As he blacked out he would have smiled if his face had not felt as if it had turned to syrup. It was a rush of triumph he experienced, the ecstasy of the sacrificial, but his features were disobedient and he brought his hand up and touched the warm liquid stuffing coming out of his head. He - Davide Pittagora, tongue-tied, indecisive, and withdrawn - had managed to speak out; he heard singing, and the singing was not only the bloodlet from his skull but a wild chorus, giving voice to his joy.

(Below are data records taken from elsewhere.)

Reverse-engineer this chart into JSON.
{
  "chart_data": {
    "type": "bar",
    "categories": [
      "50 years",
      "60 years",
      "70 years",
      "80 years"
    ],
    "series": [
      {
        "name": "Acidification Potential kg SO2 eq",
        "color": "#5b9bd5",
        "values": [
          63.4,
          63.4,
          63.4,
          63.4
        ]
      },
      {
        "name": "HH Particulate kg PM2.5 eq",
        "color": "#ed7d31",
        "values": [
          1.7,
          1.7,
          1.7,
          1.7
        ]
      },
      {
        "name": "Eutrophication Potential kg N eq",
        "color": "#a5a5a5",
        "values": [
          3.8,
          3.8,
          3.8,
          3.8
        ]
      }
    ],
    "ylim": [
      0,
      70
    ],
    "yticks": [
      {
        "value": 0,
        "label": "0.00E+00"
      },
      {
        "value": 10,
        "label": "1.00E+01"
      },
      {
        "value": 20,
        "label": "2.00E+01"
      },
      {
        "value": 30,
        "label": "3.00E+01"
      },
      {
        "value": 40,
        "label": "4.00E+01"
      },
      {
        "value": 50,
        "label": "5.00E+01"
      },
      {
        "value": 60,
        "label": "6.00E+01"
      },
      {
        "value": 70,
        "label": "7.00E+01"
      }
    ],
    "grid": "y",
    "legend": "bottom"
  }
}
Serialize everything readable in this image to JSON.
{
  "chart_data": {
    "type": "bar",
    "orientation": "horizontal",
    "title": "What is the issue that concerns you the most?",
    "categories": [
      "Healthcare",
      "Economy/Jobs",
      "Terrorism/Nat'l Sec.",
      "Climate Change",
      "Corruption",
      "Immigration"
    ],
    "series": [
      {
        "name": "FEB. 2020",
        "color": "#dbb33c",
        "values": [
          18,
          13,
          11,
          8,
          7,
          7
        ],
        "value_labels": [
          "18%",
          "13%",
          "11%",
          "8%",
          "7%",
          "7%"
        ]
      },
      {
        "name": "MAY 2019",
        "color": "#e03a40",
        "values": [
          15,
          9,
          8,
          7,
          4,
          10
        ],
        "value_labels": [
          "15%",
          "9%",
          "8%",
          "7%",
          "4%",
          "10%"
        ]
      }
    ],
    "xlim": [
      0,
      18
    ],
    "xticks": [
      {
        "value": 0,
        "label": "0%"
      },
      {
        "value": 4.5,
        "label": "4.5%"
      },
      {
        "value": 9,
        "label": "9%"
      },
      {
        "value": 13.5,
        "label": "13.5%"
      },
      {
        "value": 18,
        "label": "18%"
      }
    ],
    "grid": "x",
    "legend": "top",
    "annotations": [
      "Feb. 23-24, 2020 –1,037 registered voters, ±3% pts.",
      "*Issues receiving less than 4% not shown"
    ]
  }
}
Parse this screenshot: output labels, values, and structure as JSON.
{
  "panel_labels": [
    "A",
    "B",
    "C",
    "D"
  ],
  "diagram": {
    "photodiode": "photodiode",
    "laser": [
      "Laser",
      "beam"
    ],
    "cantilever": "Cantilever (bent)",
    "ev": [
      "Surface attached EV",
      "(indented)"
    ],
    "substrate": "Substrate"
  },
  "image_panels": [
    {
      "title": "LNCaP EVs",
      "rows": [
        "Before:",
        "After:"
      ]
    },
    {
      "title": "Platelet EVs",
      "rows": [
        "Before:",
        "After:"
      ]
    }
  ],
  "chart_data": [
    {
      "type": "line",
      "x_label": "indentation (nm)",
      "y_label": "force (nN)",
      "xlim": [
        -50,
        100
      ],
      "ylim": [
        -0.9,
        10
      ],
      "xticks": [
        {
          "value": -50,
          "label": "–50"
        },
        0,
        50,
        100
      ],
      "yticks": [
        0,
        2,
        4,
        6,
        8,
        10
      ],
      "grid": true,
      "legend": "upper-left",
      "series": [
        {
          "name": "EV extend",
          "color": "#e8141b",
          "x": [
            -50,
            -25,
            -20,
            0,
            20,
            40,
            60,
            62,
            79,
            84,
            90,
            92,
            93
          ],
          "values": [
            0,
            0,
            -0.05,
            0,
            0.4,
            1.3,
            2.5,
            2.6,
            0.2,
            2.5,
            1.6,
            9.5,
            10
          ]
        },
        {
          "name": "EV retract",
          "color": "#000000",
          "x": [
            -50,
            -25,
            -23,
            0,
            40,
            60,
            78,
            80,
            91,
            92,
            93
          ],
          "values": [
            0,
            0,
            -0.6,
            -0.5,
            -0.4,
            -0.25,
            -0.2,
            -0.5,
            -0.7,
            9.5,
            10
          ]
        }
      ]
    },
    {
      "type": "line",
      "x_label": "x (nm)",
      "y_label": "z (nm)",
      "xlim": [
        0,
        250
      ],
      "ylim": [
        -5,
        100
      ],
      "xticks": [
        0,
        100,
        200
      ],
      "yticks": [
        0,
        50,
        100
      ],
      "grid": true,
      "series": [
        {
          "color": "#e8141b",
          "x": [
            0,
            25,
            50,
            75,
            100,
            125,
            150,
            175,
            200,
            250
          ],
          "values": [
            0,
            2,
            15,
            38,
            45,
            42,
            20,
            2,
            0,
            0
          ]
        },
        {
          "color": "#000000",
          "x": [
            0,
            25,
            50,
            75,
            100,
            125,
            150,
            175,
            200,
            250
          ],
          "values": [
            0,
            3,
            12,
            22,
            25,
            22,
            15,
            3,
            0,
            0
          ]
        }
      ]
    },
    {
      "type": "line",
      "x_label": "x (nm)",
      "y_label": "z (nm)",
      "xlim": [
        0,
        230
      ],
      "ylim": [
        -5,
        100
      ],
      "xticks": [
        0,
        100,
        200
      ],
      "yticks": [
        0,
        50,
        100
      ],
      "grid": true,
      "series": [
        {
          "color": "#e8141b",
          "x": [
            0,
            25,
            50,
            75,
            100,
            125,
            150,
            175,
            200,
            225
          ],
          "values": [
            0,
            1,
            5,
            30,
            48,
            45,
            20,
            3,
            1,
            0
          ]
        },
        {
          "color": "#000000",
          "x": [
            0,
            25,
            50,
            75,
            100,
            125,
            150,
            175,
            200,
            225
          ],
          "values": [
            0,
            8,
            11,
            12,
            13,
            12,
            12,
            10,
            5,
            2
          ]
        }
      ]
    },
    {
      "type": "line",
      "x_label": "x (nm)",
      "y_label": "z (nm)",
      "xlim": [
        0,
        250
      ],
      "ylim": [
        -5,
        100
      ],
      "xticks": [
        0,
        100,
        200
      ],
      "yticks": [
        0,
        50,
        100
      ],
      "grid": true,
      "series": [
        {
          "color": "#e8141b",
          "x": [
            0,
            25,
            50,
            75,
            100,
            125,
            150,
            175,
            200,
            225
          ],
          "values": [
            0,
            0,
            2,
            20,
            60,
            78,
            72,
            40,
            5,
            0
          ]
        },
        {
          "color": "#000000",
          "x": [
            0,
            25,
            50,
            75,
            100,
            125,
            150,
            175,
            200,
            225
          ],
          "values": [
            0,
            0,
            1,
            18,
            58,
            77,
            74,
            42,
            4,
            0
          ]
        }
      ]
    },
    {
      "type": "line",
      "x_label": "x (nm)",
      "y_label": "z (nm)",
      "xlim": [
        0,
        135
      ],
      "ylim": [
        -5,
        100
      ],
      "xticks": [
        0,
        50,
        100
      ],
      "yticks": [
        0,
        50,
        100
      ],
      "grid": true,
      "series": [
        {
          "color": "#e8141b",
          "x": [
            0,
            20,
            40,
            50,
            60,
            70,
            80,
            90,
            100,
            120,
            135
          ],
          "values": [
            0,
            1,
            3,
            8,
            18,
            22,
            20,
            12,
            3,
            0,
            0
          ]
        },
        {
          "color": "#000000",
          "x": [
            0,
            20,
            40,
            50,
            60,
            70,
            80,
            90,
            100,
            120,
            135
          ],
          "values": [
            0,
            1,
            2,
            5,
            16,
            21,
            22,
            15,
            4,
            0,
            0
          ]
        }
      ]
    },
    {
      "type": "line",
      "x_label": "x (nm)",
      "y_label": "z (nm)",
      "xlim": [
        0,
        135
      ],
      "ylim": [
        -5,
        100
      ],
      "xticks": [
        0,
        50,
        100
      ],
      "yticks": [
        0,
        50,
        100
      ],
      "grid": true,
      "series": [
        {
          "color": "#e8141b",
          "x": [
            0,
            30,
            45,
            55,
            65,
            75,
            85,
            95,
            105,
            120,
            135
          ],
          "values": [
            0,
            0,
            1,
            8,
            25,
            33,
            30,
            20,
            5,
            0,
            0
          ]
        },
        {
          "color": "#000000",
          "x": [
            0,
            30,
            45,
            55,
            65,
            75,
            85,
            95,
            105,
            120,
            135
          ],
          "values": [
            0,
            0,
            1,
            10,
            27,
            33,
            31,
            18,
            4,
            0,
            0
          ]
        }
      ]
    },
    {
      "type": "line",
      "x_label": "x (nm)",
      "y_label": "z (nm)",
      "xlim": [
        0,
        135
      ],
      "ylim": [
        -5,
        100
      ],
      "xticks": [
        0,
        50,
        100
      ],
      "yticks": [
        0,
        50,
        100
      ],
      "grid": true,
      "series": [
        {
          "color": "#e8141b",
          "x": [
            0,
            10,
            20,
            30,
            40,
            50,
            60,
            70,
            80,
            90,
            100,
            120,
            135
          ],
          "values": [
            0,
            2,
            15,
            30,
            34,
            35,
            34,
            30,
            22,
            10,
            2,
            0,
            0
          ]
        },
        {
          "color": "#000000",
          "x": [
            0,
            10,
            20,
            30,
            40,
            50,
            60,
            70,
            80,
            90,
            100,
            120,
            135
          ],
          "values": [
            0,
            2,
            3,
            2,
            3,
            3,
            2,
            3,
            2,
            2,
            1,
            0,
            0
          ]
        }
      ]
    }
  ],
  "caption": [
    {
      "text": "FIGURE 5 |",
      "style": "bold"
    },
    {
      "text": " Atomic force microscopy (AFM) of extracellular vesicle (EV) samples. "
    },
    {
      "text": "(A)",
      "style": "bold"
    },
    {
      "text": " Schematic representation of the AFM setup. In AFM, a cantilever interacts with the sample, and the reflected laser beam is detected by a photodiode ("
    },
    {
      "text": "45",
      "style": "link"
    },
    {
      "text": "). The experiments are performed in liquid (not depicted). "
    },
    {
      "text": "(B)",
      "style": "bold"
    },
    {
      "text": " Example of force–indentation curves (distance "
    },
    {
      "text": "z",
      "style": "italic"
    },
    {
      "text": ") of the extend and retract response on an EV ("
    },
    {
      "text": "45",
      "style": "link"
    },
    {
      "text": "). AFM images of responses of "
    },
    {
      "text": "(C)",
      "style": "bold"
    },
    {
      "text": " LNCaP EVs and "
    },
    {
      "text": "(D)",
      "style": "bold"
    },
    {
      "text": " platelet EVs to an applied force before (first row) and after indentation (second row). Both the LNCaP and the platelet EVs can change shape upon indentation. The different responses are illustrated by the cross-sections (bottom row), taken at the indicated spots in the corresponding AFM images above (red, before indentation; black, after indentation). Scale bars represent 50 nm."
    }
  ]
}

He’d declared his sisters his own, now; everyone would know they
had to reckon with a champion. For that he’d fall and fall again till his last breath. This was the southern land where a woman was worth a dozen fights, no, more - twenty, fifty, a hundred - where the princess in the picture with her hands joined in prayer over the battle was worth her weight in gold, and where, when an indemnity was paid to the victim’s relations after a trial by combat, the price of a dead man was fixed at ten times less than the price of a dead woman. Rightly, Davide knew, for you can only measure a man’s value by his women, you can only appraise a country through its women. The queasiness in his stomach rose; he was plunged into a blood-pudding world where all was dim.

Then there came through the total eclipse splinters of colour, humming as they came. He strained to see them, they were approaching in a heat haze, their shapes resolving themselves, tapering, dividing,until at last he recognised them. Their arms were intertwined as they swung lightly over the earth, and Caterina was dancing along alone beside them; their dresses flared transparent like the petals of sweet peas. Or was it their faces, opening like flowers with honey in their throats? Even the advancing tide of blackness could not blot the sweetness of their chorus, greeting him in full voice as he leant over the balcony; he was singing too, in unison with them, something strong and lyrical, and the doves were fluttering upwards into the dome in the last act - and he was going under, to be admitted to their company in paradise.